After being beaten to a place in the Champions League knockout phase by Wolfsburg and PSV Eindhoven, Manchester United will make just their second appearance in the Europa League, or UEFA Cup, in 20 years. Yet, while nobody at Old Trafford will be thrilled to be in the competition, it could now be one of vital importance to the club and manager Louis van Gaal. Struggling in fifth place in the Premier League, six points adrift of fourth place, it represents an extra avenue to earn a place in next season’s Champions League.

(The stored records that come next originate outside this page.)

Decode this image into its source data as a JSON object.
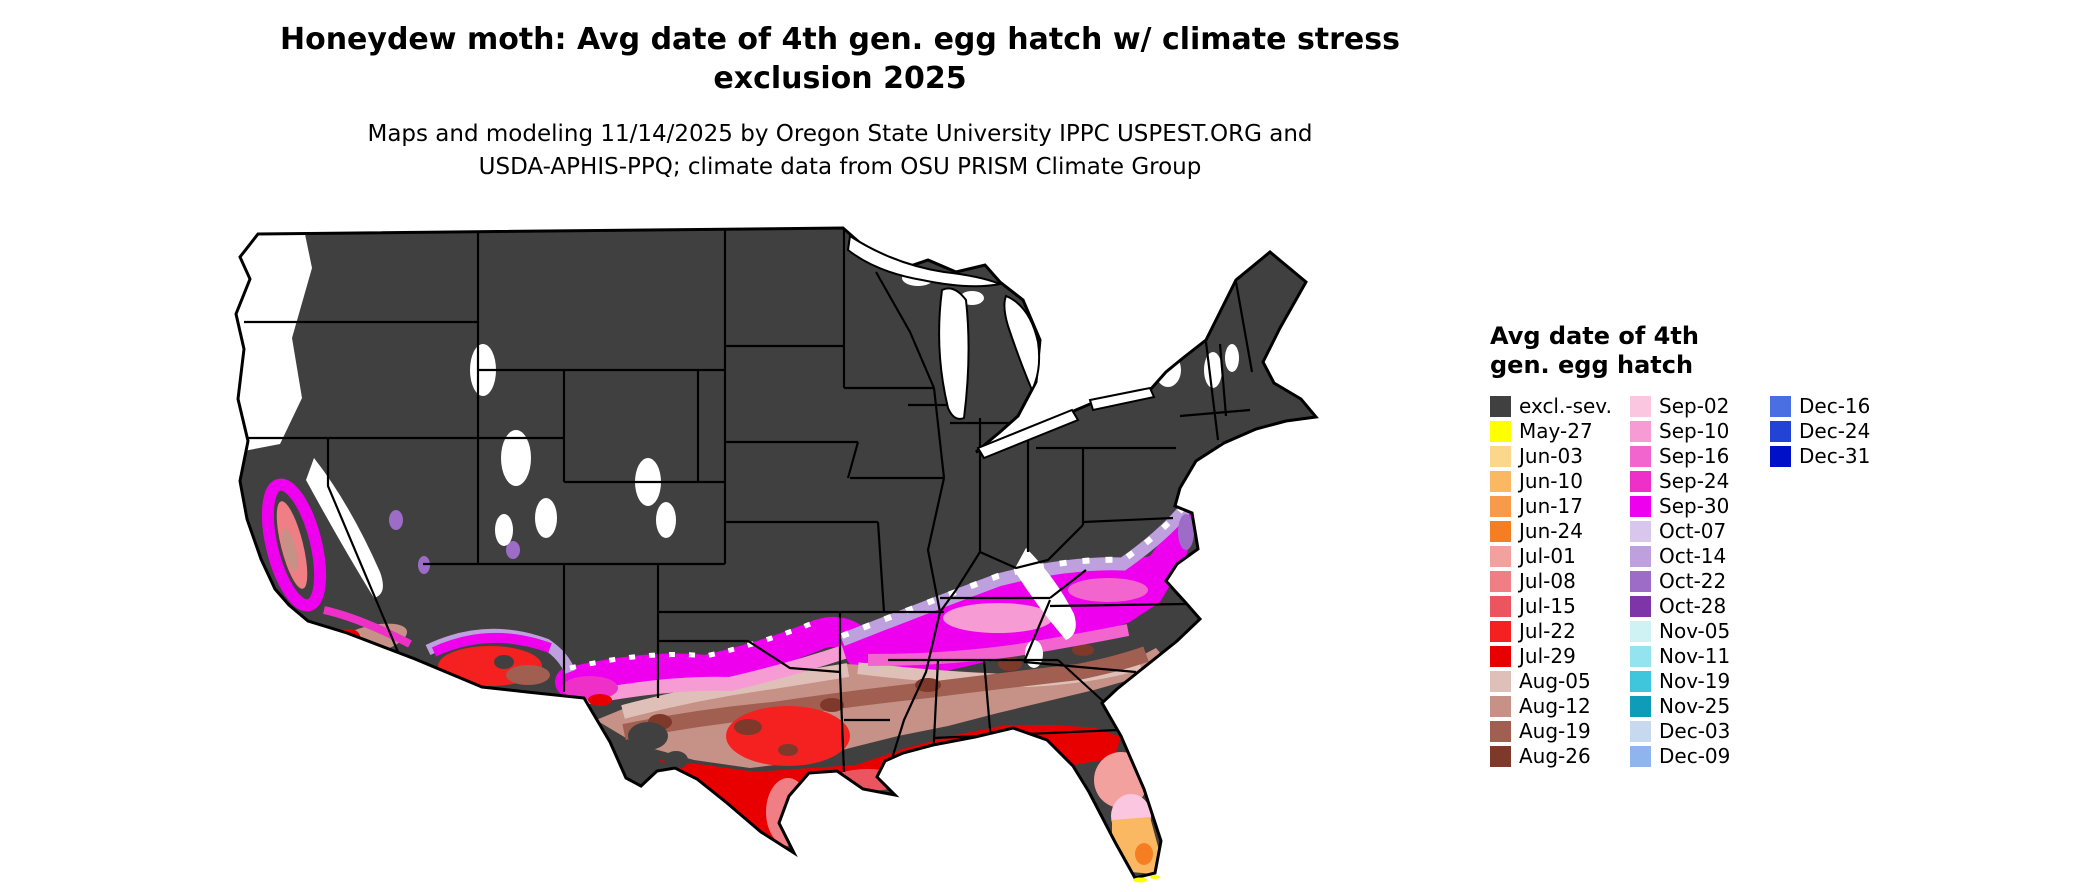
{
  "title": {
    "line1": "Honeydew moth: Avg date of 4th gen. egg hatch w/ climate stress",
    "line2": "exclusion 2025"
  },
  "subtitle": {
    "line1": "Maps and modeling 11/14/2025 by Oregon State University IPPC USPEST.ORG and",
    "line2": "USDA-APHIS-PPQ; climate data from OSU PRISM Climate Group"
  },
  "palette": {
    "excl": "#404040",
    "may27": "#FFFF00",
    "jun03": "#FBD78C",
    "jun10": "#FBB862",
    "jun17": "#F79A4A",
    "jun24": "#F57E22",
    "jul01": "#F2A19E",
    "jul08": "#EF7F84",
    "jul15": "#EA5560",
    "jul22": "#F52020",
    "jul29": "#E80000",
    "aug05": "#DFC0B8",
    "aug12": "#C69186",
    "aug19": "#A05F50",
    "aug26": "#7E392B",
    "sep02": "#FBC6E0",
    "sep10": "#F79BD4",
    "sep16": "#F264CE",
    "sep24": "#EE30C8",
    "sep30": "#EE00EE",
    "oct07": "#D9C6EC",
    "oct14": "#BFA0DE",
    "oct22": "#9D6CC6",
    "oct28": "#7E35A8",
    "nov05": "#CFF2F4",
    "nov11": "#93E4EE",
    "nov19": "#3FC6DC",
    "nov25": "#0E9CB8",
    "dec03": "#C6D9EE",
    "dec09": "#8FB4EE",
    "dec16": "#4A6FE3",
    "dec24": "#2343D6",
    "dec31": "#0010C8",
    "outline": "#000000",
    "nodata": "#FFFFFF"
  },
  "legend": {
    "title_line1": "Avg date of 4th",
    "title_line2": "gen. egg hatch",
    "columns": [
      {
        "entries": [
          {
            "label": "excl.-sev.",
            "key": "excl"
          },
          {
            "label": "May-27",
            "key": "may27"
          },
          {
            "label": "Jun-03",
            "key": "jun03"
          },
          {
            "label": "Jun-10",
            "key": "jun10"
          },
          {
            "label": "Jun-17",
            "key": "jun17"
          },
          {
            "label": "Jun-24",
            "key": "jun24"
          },
          {
            "label": "Jul-01",
            "key": "jul01"
          },
          {
            "label": "Jul-08",
            "key": "jul08"
          },
          {
            "label": "Jul-15",
            "key": "jul15"
          },
          {
            "label": "Jul-22",
            "key": "jul22"
          },
          {
            "label": "Jul-29",
            "key": "jul29"
          },
          {
            "label": "Aug-05",
            "key": "aug05"
          },
          {
            "label": "Aug-12",
            "key": "aug12"
          },
          {
            "label": "Aug-19",
            "key": "aug19"
          },
          {
            "label": "Aug-26",
            "key": "aug26"
          }
        ]
      },
      {
        "entries": [
          {
            "label": "Sep-02",
            "key": "sep02"
          },
          {
            "label": "Sep-10",
            "key": "sep10"
          },
          {
            "label": "Sep-16",
            "key": "sep16"
          },
          {
            "label": "Sep-24",
            "key": "sep24"
          },
          {
            "label": "Sep-30",
            "key": "sep30"
          },
          {
            "label": "Oct-07",
            "key": "oct07"
          },
          {
            "label": "Oct-14",
            "key": "oct14"
          },
          {
            "label": "Oct-22",
            "key": "oct22"
          },
          {
            "label": "Oct-28",
            "key": "oct28"
          },
          {
            "label": "Nov-05",
            "key": "nov05"
          },
          {
            "label": "Nov-11",
            "key": "nov11"
          },
          {
            "label": "Nov-19",
            "key": "nov19"
          },
          {
            "label": "Nov-25",
            "key": "nov25"
          },
          {
            "label": "Dec-03",
            "key": "dec03"
          },
          {
            "label": "Dec-09",
            "key": "dec09"
          }
        ]
      },
      {
        "entries": [
          {
            "label": "Dec-16",
            "key": "dec16"
          },
          {
            "label": "Dec-24",
            "key": "dec24"
          },
          {
            "label": "Dec-31",
            "key": "dec31"
          }
        ]
      }
    ]
  }
}
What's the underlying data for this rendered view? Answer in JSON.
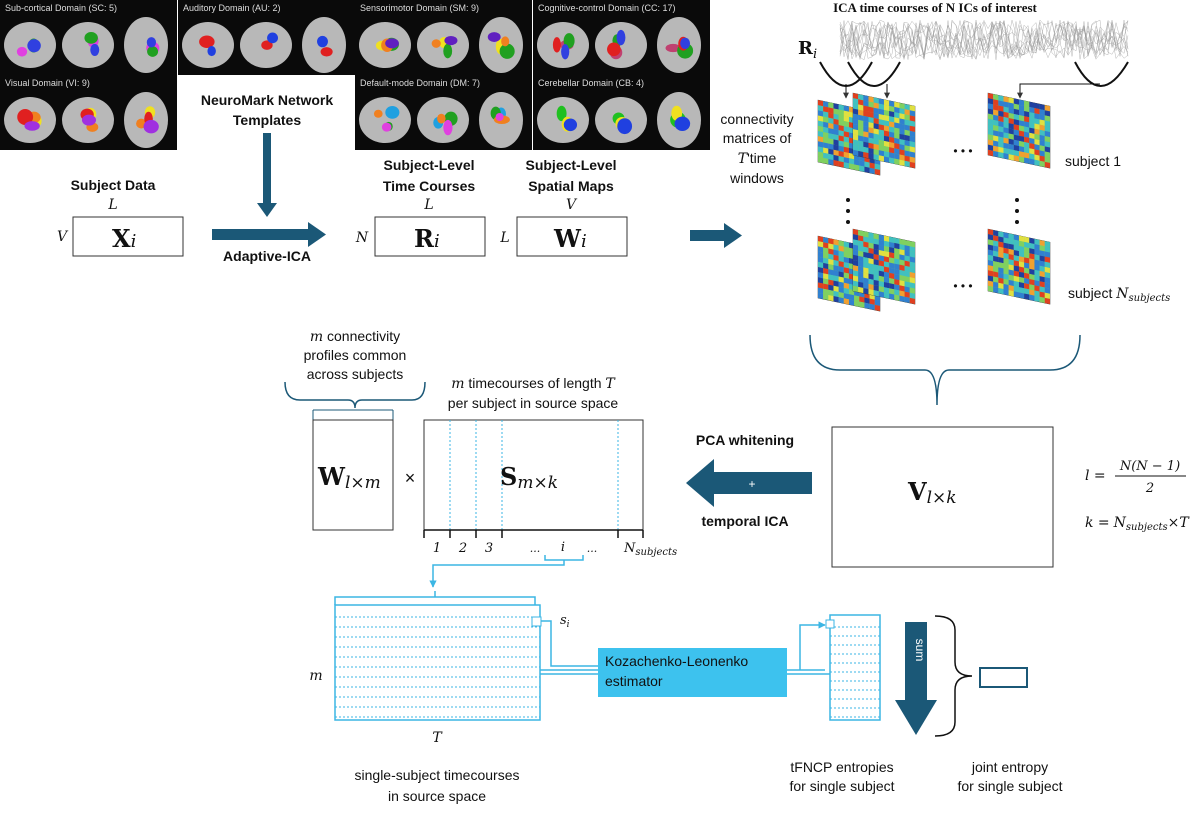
{
  "brain_panels": [
    {
      "title": "Sub-cortical Domain (SC: 5)",
      "colors": [
        "#e040e0",
        "#20a020",
        "#3040e0"
      ]
    },
    {
      "title": "Auditory Domain (AU: 2)",
      "colors": [
        "#e02020",
        "#2040e0"
      ]
    },
    {
      "title": "Sensorimotor Domain (SM: 9)",
      "colors": [
        "#f0e020",
        "#20a020",
        "#f08020",
        "#6020c0"
      ]
    },
    {
      "title": "Cognitive-control Domain (CC: 17)",
      "colors": [
        "#c04070",
        "#20a020",
        "#e02020",
        "#3040e0"
      ]
    },
    {
      "title": "Visual Domain (VI: 9)",
      "colors": [
        "#f0e020",
        "#f08020",
        "#e02020",
        "#a030e0"
      ]
    },
    {
      "title": "Default-mode Domain (DM: 7)",
      "colors": [
        "#20a0e0",
        "#20a020",
        "#f08020",
        "#e040e0"
      ]
    },
    {
      "title": "Cerebellar Domain (CB: 4)",
      "colors": [
        "#20c020",
        "#f0e020",
        "#2040e0"
      ]
    }
  ],
  "templates": {
    "line1": "NeuroMark Network",
    "line2": "Templates"
  },
  "subject_data": {
    "label": "Subject Data",
    "cols": "L",
    "rows": "V",
    "matrix": "X",
    "sub": "i"
  },
  "adaptive_ica": "Adaptive-ICA",
  "time_courses": {
    "line1": "Subject-Level",
    "line2": "Time Courses",
    "cols": "L",
    "rows": "N",
    "matrix": "R",
    "sub": "i"
  },
  "spatial_maps": {
    "line1": "Subject-Level",
    "line2": "Spatial Maps",
    "cols": "V",
    "rows": "L",
    "matrix": "W",
    "sub": "i"
  },
  "ica_title": "ICA time courses of N ICs of interest",
  "ica_matrix": {
    "matrix": "R",
    "sub": "i"
  },
  "connectivity": {
    "line1": "connectivity",
    "line2": "matrices of",
    "line3a": "T",
    "line3b": "'time",
    "line4": "windows"
  },
  "subject1": "subject 1",
  "subjectN": {
    "text": "subject ",
    "var": "N",
    "sub": "subjects"
  },
  "ellipsis": "• • •",
  "V_matrix": {
    "matrix": "V",
    "sub": "l×k"
  },
  "formula_l": {
    "lhs": "l =",
    "num": "N(N − 1)",
    "den": "2"
  },
  "formula_k": {
    "lhs": "k =",
    "rhs": "N",
    "sub": "subjects",
    "tail": "×T"
  },
  "pca_whitening": "PCA whitening",
  "temporal_ica": "temporal ICA",
  "plus": "+",
  "W_matrix": {
    "matrix": "W",
    "sub": "l×m"
  },
  "times": "×",
  "S_matrix": {
    "matrix": "S",
    "sub": "m×k"
  },
  "profiles": {
    "line1a": "m",
    "line1b": " connectivity",
    "line2": "profiles common",
    "line3": "across subjects"
  },
  "timecourses": {
    "line1a": "m",
    "line1b": " timecourses of length ",
    "line1c": "T",
    "line2": "per subject in source space"
  },
  "segments": [
    "1",
    "2",
    "3",
    "...",
    "i",
    "..."
  ],
  "segment_last": {
    "var": "N",
    "sub": "subjects"
  },
  "single_matrix": {
    "rows": "m",
    "cols": "T",
    "row_label": "s",
    "row_sub": "i"
  },
  "kl_estimator": {
    "line1": "Kozachenko-Leonenko",
    "line2": "estimator"
  },
  "sum": "sum",
  "captions": {
    "single_subject": [
      "single-subject timecourses",
      "in source space"
    ],
    "tfncp": [
      "tFNCP entropies",
      "for single subject"
    ],
    "joint": [
      "joint entropy",
      "for single subject"
    ]
  },
  "colors": {
    "accent_dark": "#1b5877",
    "accent_cyan": "#3bb6e4",
    "kl_box": "#3dc2ee"
  }
}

“I think it is difficult to win,” Van Gaal said in Denmark. “Because there are also very good European teams in the League and we are in the last-32, so we need to win a lot of rounds still. But it is a way to come into the Champions League also, so it is a fantastic aim for us to win this cup, because also Manchester United never has won this cup.”
If Manchester United’s mood was already low at the prospect of slugging it out in the Europa League, it will not have been helped by a rash of injuries. With Matteo Darmian having dislocated his shoulder in a defeat at Sunderland on Saturday and fellow full-back Cameron Borthwick-Jackson also joining the long list of absentees with illness, the problems were already severe. And just ahead of the match with Midtjylland they have been exacerbated by a knee injury to captain Wayne Rooney that is set to keep the forward on the sidelines for six weeks. In all, United have 13 players unable to make the trip to Denmark. It could mean youngsters Donald Love and Will Keane having significant involvement.
None of that will dampen Midtjylland’s enthusiasm heading into the contest. The club only formed in 1999 following a merger between two sides from the Central Jutland region of Denmark, Ikast and Herning Fremad. They gained promotion to the Danish Superliga the following year and immediately qualified for Europe.
Their big breakthrough, though, came last season when winning the Danish championship for the first time. And they have now broken new ground in Europe, having finished second behind Napoli in the Europa League group stage and edging out a Club Brugge side that were brushed aside by Manchester United in this season’s Champions League playoff.
That progress represents a significant achievement for manager Jess Thorup, who only took over last summer after the man who led the club to the title, Glenn Riddersholm, stepped down. Thorup made the move after a spell in charge of Denmark’s Under-21 side, where he marshalled talent such as Midtjylland’s highly touted midfielder Pione Sisto.